Liliana Barcenas — a senior at Walter Payton College Preparatory High School in Chicago — built an app called PharmaTrack, which tracks medications that cause patients to experience side effects.
Barcenas’ app was inspired by watching her grandparents attend doctors appointments with folders of information about the medicines they were taking. Many times, she said, her grandparents could not remember which medications had the worst side effects, tending to complain the most about whichever drug they had last been prescribed.
Barcenas, who is hoping to attend the University of Massachusetts Amherst in the fall, was definitely enjoying her time at #HouseOfCode. She said she’d met other students from across the country, and it had been informative to see what they had developed and why.
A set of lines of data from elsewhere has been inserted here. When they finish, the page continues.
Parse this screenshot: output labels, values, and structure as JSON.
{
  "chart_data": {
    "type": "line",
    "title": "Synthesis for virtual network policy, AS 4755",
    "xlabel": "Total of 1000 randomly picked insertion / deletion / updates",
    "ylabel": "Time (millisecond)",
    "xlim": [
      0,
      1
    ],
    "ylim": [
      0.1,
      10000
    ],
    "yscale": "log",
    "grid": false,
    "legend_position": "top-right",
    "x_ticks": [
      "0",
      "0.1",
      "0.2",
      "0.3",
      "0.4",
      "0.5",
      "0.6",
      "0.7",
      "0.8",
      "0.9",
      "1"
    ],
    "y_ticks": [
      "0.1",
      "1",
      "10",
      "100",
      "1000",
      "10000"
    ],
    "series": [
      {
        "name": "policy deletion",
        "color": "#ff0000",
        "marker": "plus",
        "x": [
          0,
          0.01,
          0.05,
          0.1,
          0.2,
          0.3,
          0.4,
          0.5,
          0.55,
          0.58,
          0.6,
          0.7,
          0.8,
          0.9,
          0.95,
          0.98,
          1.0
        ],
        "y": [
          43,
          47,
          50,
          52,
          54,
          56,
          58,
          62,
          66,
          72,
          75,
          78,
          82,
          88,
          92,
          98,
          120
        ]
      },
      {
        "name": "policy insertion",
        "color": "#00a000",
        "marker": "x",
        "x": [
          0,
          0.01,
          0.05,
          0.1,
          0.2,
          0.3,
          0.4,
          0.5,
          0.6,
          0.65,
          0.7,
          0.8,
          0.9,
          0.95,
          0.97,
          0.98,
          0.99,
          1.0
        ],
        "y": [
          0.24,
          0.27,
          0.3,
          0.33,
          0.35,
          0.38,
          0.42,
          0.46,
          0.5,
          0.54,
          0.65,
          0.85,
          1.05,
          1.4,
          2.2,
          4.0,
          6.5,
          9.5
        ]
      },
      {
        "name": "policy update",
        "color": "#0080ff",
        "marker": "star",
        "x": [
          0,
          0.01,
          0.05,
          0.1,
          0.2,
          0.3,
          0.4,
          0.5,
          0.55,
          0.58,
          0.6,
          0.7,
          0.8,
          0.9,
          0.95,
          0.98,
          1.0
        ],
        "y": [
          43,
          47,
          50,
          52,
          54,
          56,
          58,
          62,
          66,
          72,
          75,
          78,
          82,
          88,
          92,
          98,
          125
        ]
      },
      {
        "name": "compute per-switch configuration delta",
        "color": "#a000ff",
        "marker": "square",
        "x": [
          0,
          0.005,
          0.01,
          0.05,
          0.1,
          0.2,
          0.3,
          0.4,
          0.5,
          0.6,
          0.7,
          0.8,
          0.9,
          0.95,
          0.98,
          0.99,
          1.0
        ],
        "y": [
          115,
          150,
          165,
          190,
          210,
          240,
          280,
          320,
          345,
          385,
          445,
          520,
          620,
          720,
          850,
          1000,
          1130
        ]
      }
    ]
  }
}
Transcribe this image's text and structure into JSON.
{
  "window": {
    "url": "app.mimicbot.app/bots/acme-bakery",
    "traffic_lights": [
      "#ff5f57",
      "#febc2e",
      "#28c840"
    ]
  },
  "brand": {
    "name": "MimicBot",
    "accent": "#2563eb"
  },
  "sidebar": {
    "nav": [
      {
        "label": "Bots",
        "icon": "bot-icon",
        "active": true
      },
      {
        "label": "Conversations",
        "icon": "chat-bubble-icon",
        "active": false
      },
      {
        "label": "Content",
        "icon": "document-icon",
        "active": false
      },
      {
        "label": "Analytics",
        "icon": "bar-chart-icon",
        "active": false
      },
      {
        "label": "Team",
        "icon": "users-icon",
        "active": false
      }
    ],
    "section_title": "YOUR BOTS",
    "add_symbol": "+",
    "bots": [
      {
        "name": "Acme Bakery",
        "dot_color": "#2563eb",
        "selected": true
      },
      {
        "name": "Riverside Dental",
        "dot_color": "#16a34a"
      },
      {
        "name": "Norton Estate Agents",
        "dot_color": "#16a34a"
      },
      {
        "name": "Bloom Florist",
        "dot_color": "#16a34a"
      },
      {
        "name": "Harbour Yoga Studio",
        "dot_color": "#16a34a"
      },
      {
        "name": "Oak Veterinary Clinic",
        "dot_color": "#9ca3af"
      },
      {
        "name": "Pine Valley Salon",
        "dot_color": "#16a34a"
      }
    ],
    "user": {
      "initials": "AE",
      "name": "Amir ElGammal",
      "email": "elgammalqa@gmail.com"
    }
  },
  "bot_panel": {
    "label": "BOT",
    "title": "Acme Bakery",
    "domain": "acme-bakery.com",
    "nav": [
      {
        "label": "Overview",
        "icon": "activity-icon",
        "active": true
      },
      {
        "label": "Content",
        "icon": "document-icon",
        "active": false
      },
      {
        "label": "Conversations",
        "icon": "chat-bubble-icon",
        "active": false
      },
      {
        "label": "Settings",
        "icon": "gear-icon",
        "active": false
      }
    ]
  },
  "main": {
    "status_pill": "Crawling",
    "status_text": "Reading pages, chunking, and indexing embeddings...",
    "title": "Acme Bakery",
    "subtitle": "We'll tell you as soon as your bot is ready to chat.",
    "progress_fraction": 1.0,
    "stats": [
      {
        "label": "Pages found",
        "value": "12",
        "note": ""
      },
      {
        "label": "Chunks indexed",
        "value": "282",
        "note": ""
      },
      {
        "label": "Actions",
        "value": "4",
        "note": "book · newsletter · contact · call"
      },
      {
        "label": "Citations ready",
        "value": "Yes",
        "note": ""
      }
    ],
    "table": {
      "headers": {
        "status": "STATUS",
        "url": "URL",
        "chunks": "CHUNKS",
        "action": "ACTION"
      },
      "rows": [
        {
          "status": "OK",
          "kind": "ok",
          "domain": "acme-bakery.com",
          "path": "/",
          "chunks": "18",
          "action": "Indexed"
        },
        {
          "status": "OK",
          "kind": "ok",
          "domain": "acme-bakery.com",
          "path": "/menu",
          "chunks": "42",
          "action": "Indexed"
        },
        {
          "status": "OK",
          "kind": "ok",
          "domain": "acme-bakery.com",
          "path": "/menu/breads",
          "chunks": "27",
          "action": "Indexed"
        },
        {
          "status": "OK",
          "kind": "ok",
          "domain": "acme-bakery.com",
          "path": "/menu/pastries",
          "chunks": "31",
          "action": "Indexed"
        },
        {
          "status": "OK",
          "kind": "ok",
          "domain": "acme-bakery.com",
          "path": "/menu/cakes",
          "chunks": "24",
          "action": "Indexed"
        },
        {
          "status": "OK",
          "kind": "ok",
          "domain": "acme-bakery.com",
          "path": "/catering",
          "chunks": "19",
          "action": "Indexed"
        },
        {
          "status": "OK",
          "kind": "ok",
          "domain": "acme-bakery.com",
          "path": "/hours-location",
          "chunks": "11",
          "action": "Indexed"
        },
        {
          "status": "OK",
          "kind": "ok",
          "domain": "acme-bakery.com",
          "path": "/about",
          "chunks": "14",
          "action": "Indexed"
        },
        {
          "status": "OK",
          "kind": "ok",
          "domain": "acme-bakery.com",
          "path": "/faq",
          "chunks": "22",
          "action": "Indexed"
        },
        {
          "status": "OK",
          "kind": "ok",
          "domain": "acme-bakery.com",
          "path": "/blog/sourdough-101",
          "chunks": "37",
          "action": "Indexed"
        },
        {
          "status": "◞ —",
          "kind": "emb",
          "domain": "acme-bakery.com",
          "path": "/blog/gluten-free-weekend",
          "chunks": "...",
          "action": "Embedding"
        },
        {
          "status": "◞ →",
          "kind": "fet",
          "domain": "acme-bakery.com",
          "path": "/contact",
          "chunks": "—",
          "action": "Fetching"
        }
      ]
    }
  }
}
It didn’t hurt that it was springtime, and Washington, D.C.’s famous cherry blossom trees had just bloomed outside.
“It’s really great to see what other people have come here with,” she said, “... and also, being at the Capitol is just really cool.”
Barcenas and the other attendees faced steep competition getting to #HouseOfCode 2025, with organizers reporting that 12,682 took part in the most recent Congressional App Challenge, submitting a record total of 3,881 projects.
The next Congressional App Challenge is slated to launch in May, and pre-registration is open now. Submitting, of course, is a crucial step for students who hope to show off their own projects in the halls of the U.S. Capitol next year.